On November 19, 2002, in a classic case upholding the First Amendment protections afforded all speech — including repugnant, bigoted and wrong-minded expression — U.S. District Judge Harold Baer Jr. declared New York’s mask law unconstitutional. Judge Baer held that Penal Law 240.35(4), which prohibits the wearing of masks in public, except “in connection with a masquerade party or like entertainment,” violaties the First Amendment because it bans speech based on content. “The result is that a face mask worn to delight the public is lawful while one intended to sway political beliefs is unlawful,” Judge Baer said in Church of the American Knights of the Ku Klux Klan v.
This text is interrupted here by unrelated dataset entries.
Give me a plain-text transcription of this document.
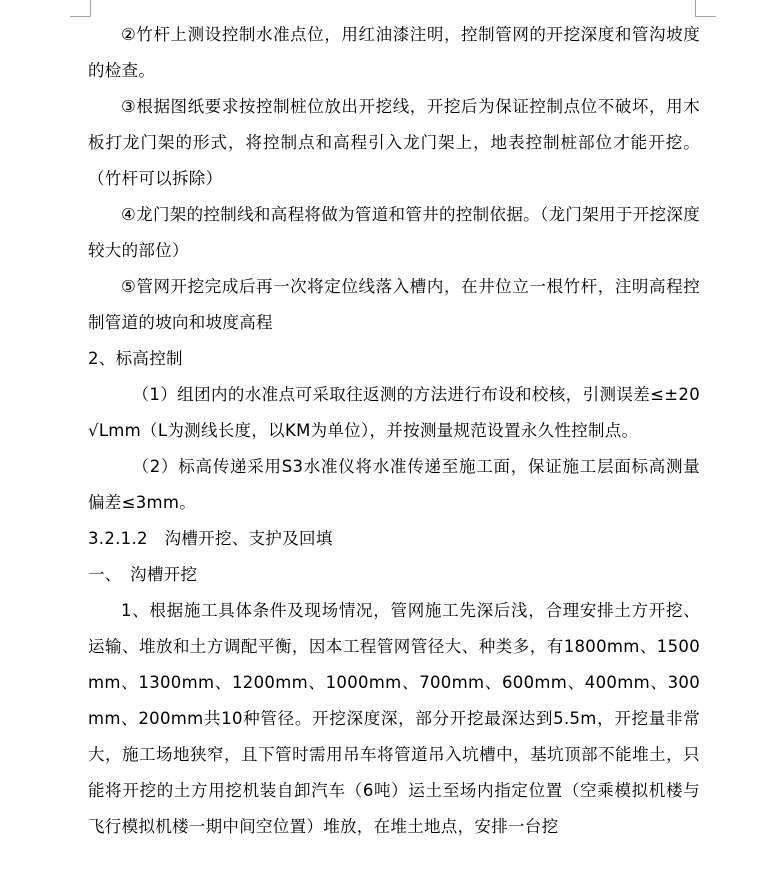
②竹杆上测设控制水准点位，用红油漆注明，控制管网的开挖深度和管沟坡度的检查。

③根据图纸要求按控制桩位放出开挖线，开挖后为保证控制点位不破坏，用木板打龙门架的形式，将控制点和高程引入龙门架上，地表控制桩部位才能开挖。（竹杆可以拆除）

④龙门架的控制线和高程将做为管道和管井的控制依据。（龙门架用于开挖深度较大的部位）

⑤管网开挖完成后再一次将定位线落入槽内，在井位立一根竹杆，注明高程控制管道的坡向和坡度高程

2、标高控制

（1）组团内的水准点可采取往返测的方法进行布设和校核，引测误差≤±20√Lmm（L为测线长度，以KM为单位），并按测量规范设置永久性控制点。

（2）标高传递采用S3水准仪将水准传递至施工面，保证施工层面标高测量偏差≤3mm。

3.2.1.2　沟槽开挖、支护及回填

一、　沟槽开挖

1、根据施工具体条件及现场情况，管网施工先深后浅，合理安排土方开挖、运输、堆放和土方调配平衡，因本工程管网管径大、种类多，有1800mm、1500mm、1300mm、1200mm、1000mm、700mm、600mm、400mm、300mm、200mm共10种管径。开挖深度深，部分开挖最深达到5.5m，开挖量非常大，施工场地狭窄，且下管时需用吊车将管道吊入坑槽中，基坑顶部不能堆土，只能将开挖的土方用挖机装自卸汽车（6吨）运土至场内指定位置（空乘模拟机楼与飞行模拟机楼一期中间空位置）堆放，在堆土地点，安排一台挖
Kerik.1

Judge Baer’s ruling came three years after the Church of the American Knights of the Ku Klux Klan, a membership organization that advocates racial separation and that asserts an historical link to the Ku Klux Klan, was denied a permit to conduct a demonstration in New York City on October 23, 1999. Participants had announced plans to appear in their traditional hooded masks and robe regalia. The New York City Police Department threatened to arrest any members of the group who came to the demonstration in hooded masks.

Judge Baer granted a preliminary injunction allowing the American Knights to wear masks at the October 23, 1999 demonstration but the U.S. Court of Appeals for the Second Circuit stayed the order and Judge Ruth Bader Ginsburg, presiding U.S. Supreme Court Justice for the Second Circuit, refused to vacate the Second Circuit’s stay. The demonstration occurred on October 23, with only 17 unmasked participants. The case was sent back to the District Court where both sides moved for summary judgment in their favor. The City argued the law forbidding masks is necessary because masks tend to embolden individuals to commit violent acts without being held accountable. The NYCLU countered that masks should be allowed in order to protect anonymity and prevent harassment, threats and violence by counter-demonstrators.

While acknowledging that “no one disputes that plaintiff is a notorious racist organization, at least not this Court,” Judge Baer said the “focus here, however, is on the constitutional protections, spelled out in the Federalist papers by our founding fathers, and on whether the conduct here … should be protected.” The issue, the judge said, was “whether disclosing the identity of the American Knights’ members restricts protected speech, and if so, whether the statute is narrowly tailored to serve a compelling state interest.” The problem with the statute, Baer said, was that it bars all demonstrators, both “peaceful and unlawful alike” from wearing masks in public. The judge said this was a “blunderbuss approach” that belied any argument the statute was narrowly tailored. The court also indicated that there was no compelling state interest behind the statute. The “broad exception” for masquerades and other entertainment “allows everything from masked ‘trick or treaters’ in Queens to the masked participants of the annual Gay Pride parade on Fifth Avenue,” he said. “Surely if masked events posed such a significant problem for the police department, the exception would not have found its way into the statute.” Despite the city’s argument that the prohibition on wearing hoods was content neutral and not an attempt to suppress the viewpoint of the American Knights, the judge said the hooded masks are clearly “expressive conduct” under First Amendment jurisprudence. “The hooded masks are an integral part of the message that links the American Knights to the KKK and its horrific ideology,” he said.

The City has indicated that it will appeal the case.